Examples: Gravitational force, electric force, restoring force of an ideal spring etc.

Characteristics of conservative force:

(1) This force depends only on position.

(2) Work done by the conservative force can completely be regained.

(3) This force does not depend on the path along which the body moves from one place to another place but depends only on the initial and the final positions of the body.

(4) Mechanical conservation principle of energy is followed due to the action of conservative force.

Let an object of mass, ‘m’ be raised from a point A to a point B whose vertical height is h (Figure). The transfer of the object along the paths 1, 2 and 3 is different but gravitational force mg acting at any point in any path always acts vertically downward. The displacement of the object along the line of action of the gravitational force is ‘h’. So work done along each of the three paths is same and is given by,

**W = – mgh.**

Again, if the object is transferred from point A, following path 1, to point B and again transferred from B in initial position A, thus work done in the first case is,

W_{1} = – mgh [‘h’ is in opposite direction of g]

and in the second case,

W_{2} = mgh [‘h’in the same direction of g]
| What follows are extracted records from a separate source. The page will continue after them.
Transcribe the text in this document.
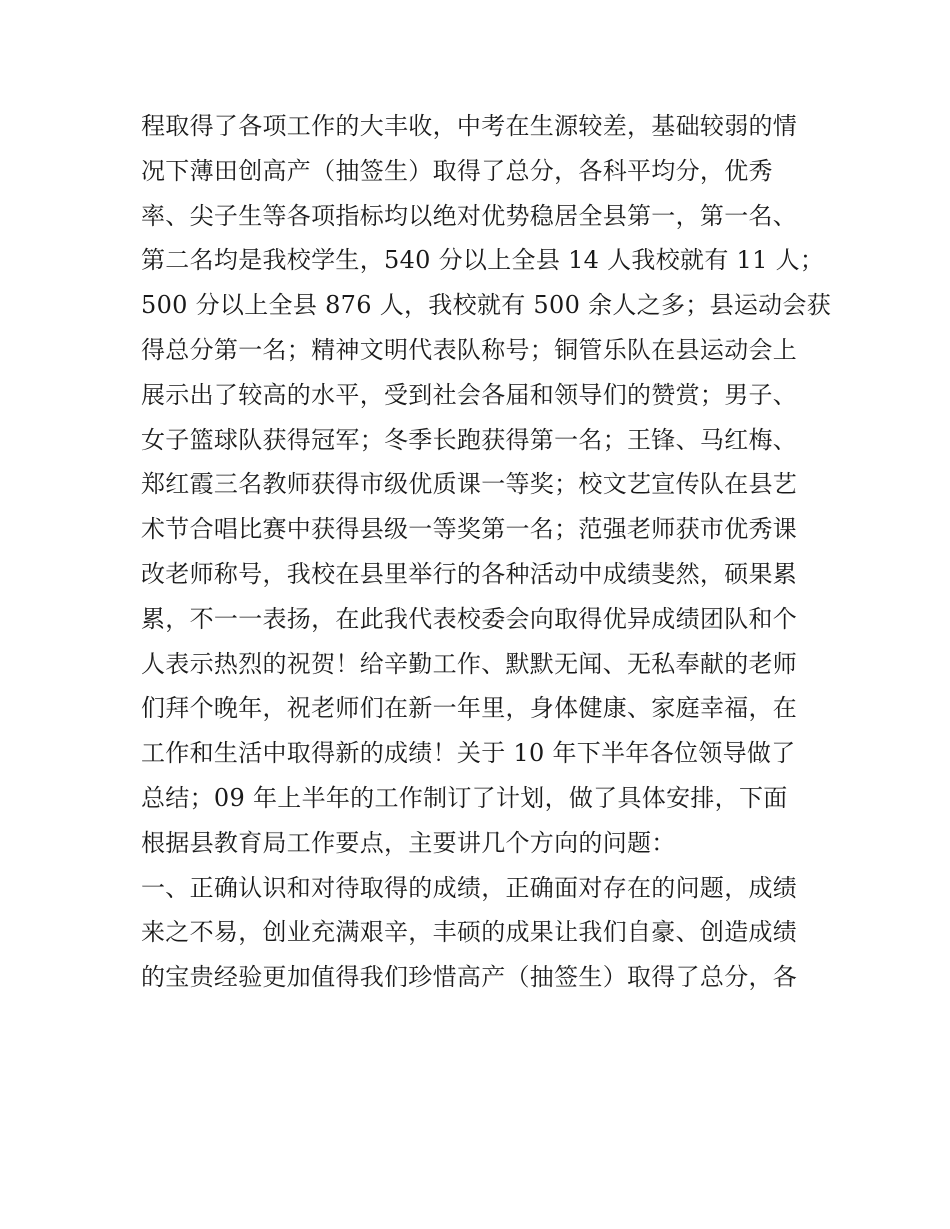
程取得了各项工作的大丰收，中考在生源较差，基础较弱的情
况下薄田创高产（抽签生）取得了总分，各科平均分，优秀
率、尖子生等各项指标均以绝对优势稳居全县第一，第一名、
第二名均是我校学生，540 分以上全县 14 人我校就有 11 人；
500 分以上全县 876 人，我校就有 500 余人之多；县运动会获
得总分第一名；精神文明代表队称号；铜管乐队在县运动会上
展示出了较高的水平，受到社会各届和领导们的赞赏；男子、
女子篮球队获得冠军；冬季长跑获得第一名；王锋、马红梅、
郑红霞三名教师获得市级优质课一等奖；校文艺宣传队在县艺
术节合唱比赛中获得县级一等奖第一名；范强老师获市优秀课
改老师称号，我校在县里举行的各种活动中成绩斐然，硕果累
累，不一一表扬，在此我代表校委会向取得优异成绩团队和个
人表示热烈的祝贺！给辛勤工作、默默无闻、无私奉献的老师
们拜个晚年，祝老师们在新一年里，身体健康、家庭幸福，在
工作和生活中取得新的成绩！关于 10 年下半年各位领导做了
总结；09 年上半年的工作制订了计划，做了具体安排，下面
根据县教育局工作要点，主要讲几个方向的问题：
一、正确认识和对待取得的成绩，正确面对存在的问题，成绩
来之不易，创业充满艰辛，丰硕的成果让我们自豪、创造成绩
的宝贵经验更加值得我们珍惜高产（抽签生）取得了总分，各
So, Total work done, **W = W _{1} + W_{2} = – mgh + mgh = 0**

So, the gravitational force is conservative, work done by this force is recoverable. According to the characteristics of conservative force, a definition can be given of it. For example, ** a force is said to be conservative if the work done by the force does not depend on the path along which the body moves, but depends only on the initial and final position**.